To Vote or Not to Vote

 

According to recent news articles, the black vote is wavering.  This does not concern me as much as the reason WHY it is wavering.

 

Some Christian Blacks are concerned that Romney’s Mormonism may affect his policies.  Others are concerned that Romney seems to be a president for rich white men and feel he doesn’t care at all about the African American population of the country.  This impression is, in part, due to the fact that until fairly recently, African Americans were not allowed into the priesthood.

 

These same people are concerned about Obama supporting gay marriage.  They don’t see how a true Christian can support that and therefore are reluctant to vote for him again.

 

As congregations are discussing this, pastors are offering their people a third option.  On that I think is no option at all: the option of simply not voting.

 

I’m sure this is going on among white people and people of every race or ethnicity.  But the current articles are focusing one blacks because they are viewed as one of base demographics in support of Obama in general.

 

By choosing not to vote, your ‘vote’ in essence, becomes a factor in favor of the person you least want to win.  The political process, buy it’s very nature, is not a vote for the best but for whomever you think is the least worse.

 

 

By choosing not to vote, you give up your voice and your right to complain if you don’t like how things turn out. 

 

For example, I voted for Obama.  I don’t like how the Obamacare package turned out.  Despite some of the good things in it, it is otherwise so flawed and so bad that I think scrapping the whole thing and doing it over would be better.  But Romney is my ‘Antichrist’ and I would rather vote Obama again than risk him getting into office.  Had I NOT voted, I would have given up my voice in this political discourse because I chose not have no opinion and to let the opinions of others determine the outcome. 

 

In other words, if you want to complain, you have to participate first.  Otherwise you don’t have any solid ground to stand on. You become the house build on the shifting stand rather than the one build on solid rock. 

 

Now the issues that concern them are NOT the reasons why I myself am concerned about a wavering black vote.  It is the fact that pastors are using the pulpit to give advice on not voting.  I think that it is wrong for any pastor to be using the pulpit to discuss political activism.  I think that they can discuss social activism because they are concerned with social issues. But when it crosses a boundary into political advice on how to vote then they are crossing the line of separation of church and state.

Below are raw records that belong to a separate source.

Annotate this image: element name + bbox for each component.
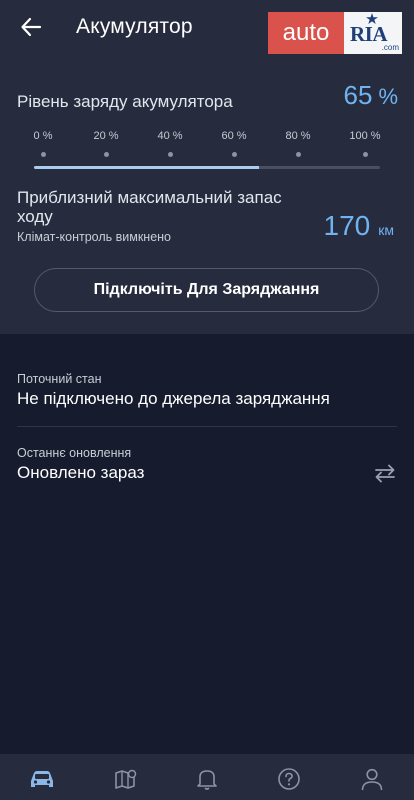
scale-dot bbox=[295, 152, 301, 157]
profile-icon bbox=[361, 768, 383, 791]
refresh-button[interactable] bbox=[372, 460, 398, 486]
page-title: Акумулятор bbox=[76, 15, 193, 38]
range-label: Приблизний максимальний запас ходу bbox=[17, 188, 282, 226]
scale-tick-label: 40 % bbox=[157, 130, 183, 142]
car-icon bbox=[31, 771, 53, 787]
divider bbox=[17, 426, 397, 427]
scale-tick-label: 20 % bbox=[93, 130, 119, 142]
logo-ria: RIA .com bbox=[344, 12, 402, 54]
charge-label: Рівень заряду акумулятора bbox=[17, 92, 233, 111]
update-title: Останнє оновлення bbox=[17, 446, 132, 460]
charge-value: 65% bbox=[344, 80, 398, 111]
autoria-logo: auto RIA .com bbox=[268, 12, 402, 54]
scale-tick-label: 0 % bbox=[33, 130, 53, 142]
nav-map[interactable] bbox=[111, 764, 141, 794]
scale-dot bbox=[40, 152, 46, 157]
scale-tick: 60 % bbox=[204, 130, 264, 157]
scale-tick-label: 100 % bbox=[349, 130, 381, 142]
scale-dot bbox=[167, 152, 173, 157]
nav-notifications[interactable] bbox=[192, 764, 222, 794]
scale-tick: 0 % bbox=[13, 130, 73, 157]
map-icon bbox=[115, 769, 137, 789]
logo-com: .com bbox=[381, 43, 399, 52]
arrow-left-icon bbox=[21, 17, 42, 37]
help-icon bbox=[278, 768, 300, 790]
climate-status: Клімат-контроль вимкнено bbox=[17, 230, 172, 244]
scale-tick: 80 % bbox=[268, 130, 328, 157]
refresh-icon bbox=[375, 464, 395, 483]
scale-tick: 40 % bbox=[140, 130, 200, 157]
scale-tick-label: 80 % bbox=[285, 130, 311, 142]
charge-bar bbox=[34, 166, 380, 169]
nav-help[interactable] bbox=[274, 764, 304, 794]
scale-tick: 100 % bbox=[335, 130, 395, 157]
scale-dot bbox=[103, 152, 109, 157]
charge-scale: 0 % 20 % 40 % 60 % 80 % 100 % bbox=[18, 130, 398, 180]
update-value: Оновлено зараз bbox=[17, 463, 145, 482]
range-value: 170 км bbox=[324, 210, 394, 242]
charge-unit: % bbox=[378, 84, 398, 109]
scale-dot bbox=[231, 152, 237, 157]
scale-dot bbox=[362, 152, 368, 157]
bottom-nav bbox=[0, 754, 414, 800]
nav-profile[interactable] bbox=[357, 764, 387, 794]
range-unit: км bbox=[378, 222, 394, 238]
range-number: 170 bbox=[323, 210, 371, 241]
header: Акумулятор auto RIA .com bbox=[0, 0, 414, 56]
back-button[interactable] bbox=[16, 12, 46, 42]
charge-percent: 65 bbox=[343, 80, 373, 110]
status-value: Не підключено до джерела заряджання bbox=[17, 389, 330, 408]
logo-auto: auto bbox=[268, 12, 344, 54]
nav-car[interactable] bbox=[27, 764, 57, 794]
bell-icon bbox=[197, 770, 217, 790]
charge-bar-fill bbox=[34, 166, 259, 169]
scale-tick-label: 60 % bbox=[221, 130, 247, 142]
scale-tick: 20 % bbox=[76, 130, 136, 157]
status-title: Поточний стан bbox=[17, 372, 102, 386]
connect-charging-button[interactable]: Підключіть Для Заряджання bbox=[34, 268, 379, 312]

Once churches cross this line, I think they should be giving up their status as a tax-exempt entity.  I don’t care if a church protests social issues, as much as I dislike churches trying to tell everyone that they should live their lives by the churches rules.  I do care when they start telling people how to vote or when to not vote.

 

It is even harder to imaging people who have fought so long and hard to get the right to vote decided on to do it at all because they don’t like either candidate.  Once again, with politics, you are trying to pick the lesser of two evils.   

 

 

Is allowing people to get married really more harmful to you than a candidate that is pushing through reforms that will make it harder for you to vote, and who things corporations should be treated as people and people are just cogs that can be easily replaced with cheaper cogs overseas?

 

Really?

 

Don’t choose not to vote.  You should choose to vote for someone who will actually do things to improve your personal situation.  Another person’s marriage or reproduction decision doesn’t affect your life personally, so don’t base your vote on that.

5 Responses to “To Vote or Not to Vote”

  1. I’m certainly in agreement with you in regards to churches telling or leading people how to vote. That’s something I find disgusting. I’ve seen it happen before. It’s really up to members of the congregation to get up and walk out of there when it happens. Nothing sends a minister the message that he’s stepped over the line than having people walk out on him. Politics and religion are separate for a reason.

    • I have a theory on the development of religion and government in early communities and that religion was developed not only to explain the unexplained, but to control the group internally. Therefore, religion has a compulsion to control society. But that is a whole different essay all on it’s own.

  2. IMHO not voting is just handing away your rights. We should ALL vote in elections. Like you said, I think that people who don’t vote don’t have a right to complain.

  3. Hiya, from the UK!, and do not understand my country’s politic’s let alone your’s, being quite old and never voting I just do not understand the logic of (my country too) statements like:

    “In other words, if you want to complain, you have to participate first.”

    “Once again, with politics, you are trying to pick the lesser of two evils.”

    To me its like “Punch on the nose…. Kick in the ball’s… you choose”
    You are supposed to pick the best man for the job, but you are voting for the guy who will do the least damage.
    I believe you should vote for your champion, not the guy who is dancing to another man’s tune.
    If you vote, you cannot complain… you helped the system, you ARE part of the problem.
    If no-one vote’s, the candidates will have to change the play book… they might even follow up on some of the promise’s made.

    I know this is from awhile ago but what I have said is for any election, not just Obama/Romney.

    If we have to vote for ‘the lesser of two evils’ we are not going to get a world we want our children to live in.